Щенку налили молока, и он с аппетитом лакал его, разбрызгивая по полу гостиной. Франтишка и Кир увлечённо наблюдали за ним с дивана. Петер поставил горшок с деревом возле телевизора.
— Не лучше ли сразу от него избавиться? — спросил он. — И так уже полумёртвое.
По какой-то причине к дереву я испытывала большую жалость, чем к щенку. Оно было таким же юным, и от вида его тонких веточек, едва покрытых листьями, сердце моё сжималось.
— Попробуем реанимировать. Всё-таки клиент попросил его оставить.
Земля в горше была совсем сухой.

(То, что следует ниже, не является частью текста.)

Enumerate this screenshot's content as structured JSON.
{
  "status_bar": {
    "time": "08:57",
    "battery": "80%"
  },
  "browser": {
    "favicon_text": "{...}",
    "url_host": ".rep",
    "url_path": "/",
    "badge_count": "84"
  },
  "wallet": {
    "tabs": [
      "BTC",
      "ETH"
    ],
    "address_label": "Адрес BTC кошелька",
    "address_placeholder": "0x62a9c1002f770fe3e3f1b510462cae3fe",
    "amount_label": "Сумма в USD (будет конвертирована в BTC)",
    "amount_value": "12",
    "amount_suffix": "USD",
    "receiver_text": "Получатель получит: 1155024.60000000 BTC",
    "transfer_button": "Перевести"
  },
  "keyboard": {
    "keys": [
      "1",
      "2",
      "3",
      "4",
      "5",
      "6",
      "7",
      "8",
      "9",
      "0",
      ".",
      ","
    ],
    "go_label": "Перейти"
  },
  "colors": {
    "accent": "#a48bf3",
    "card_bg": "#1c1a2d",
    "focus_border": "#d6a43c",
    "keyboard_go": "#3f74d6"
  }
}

Я набрала в стакан воды из-под крана.
— Хочу, чтобы он вырос, — сказала я, поливая дерево, и отчего-то не смогла сдержать улыбку.
— Он? — Петер стоял у двери, ведущей на задний двор, и скептически следил за каждым моим движением.
— Подумала, может, дать ему имя. — Будучи озвученной, эта мысль казалась очень глупой.
Петер обвёл взглядом сначала меня, потом дерево.
— Дашь, если выживет.
Минут двадцать спустя в дверь снова позвонили. На этот раз Франтишка побежала открывать. Я услышала клацанье дверной ручки, но вместо приветствий за ним последовало несколько секунд тишины.
— А, это ты, Берти, — произнесла Франтишка с таким презрением, в какое сложно было поверить.
— Просил же не коверкать моё имя, — с нескрываемым недовольством ответил глухой низкий голос.
— Разве я что-то коверкала? По-моему, это дружеское обращение.
Их перепалку прервала Мария, спустившаяся встретить гостя.
— Здравствуй, Бертран. Ты быстро.
В гостиную вошёл высокий молодой человек в чёрном костюме. Смуглая кожа, тёмные глаза, заправленные за уши густые волосы. Он держался сурово, и боязно было издать хоть звук в его присутствии. Однако когда мы встретились взглядами, он лишь кивнул, как бы откладывая наше знакомство на потом.
Не тратя времени на разговоры, Бертран подошёл к щенку и опустился на одно колено. Удивительно, с какой теплотой он смотрел на это беззащитное существо, выглядевшее совсем крошечным на его фоне. Чуть улыбнувшись, Бертран потрепал щенка по голове.
— Вы с ним чем-то похожи, — сказал Кир.
Тогда я и обратила внимание на это странное совпадение: белый щенок с одиноким чёрным пятном на морде и черноволосый Бертран с единственной белой прядью на правом виске.
— Что думаешь? — спросила Мария.
— Взять его себе я не могу, — мотнул головой Бертран. — Но знаю человека, который может.
— Как я и предполагала. Тебя подбросить?
— Не стоит. Возьму такси.
И вот так, со щенком под мышкой, Бертран ушёл. Золотая дверь захлопнулась, и внутри не осталось ни намёка на то, что человек в чёрном когда-либо был здесь.
— Он не сотрудник агентства?
— Нет. Просто знакомый, — ответила Мария, и как бы она ни пыталась скрыть правду своим обычным холодным тоном, я почувствовала, что за её словами стояло нечто гораздо большее.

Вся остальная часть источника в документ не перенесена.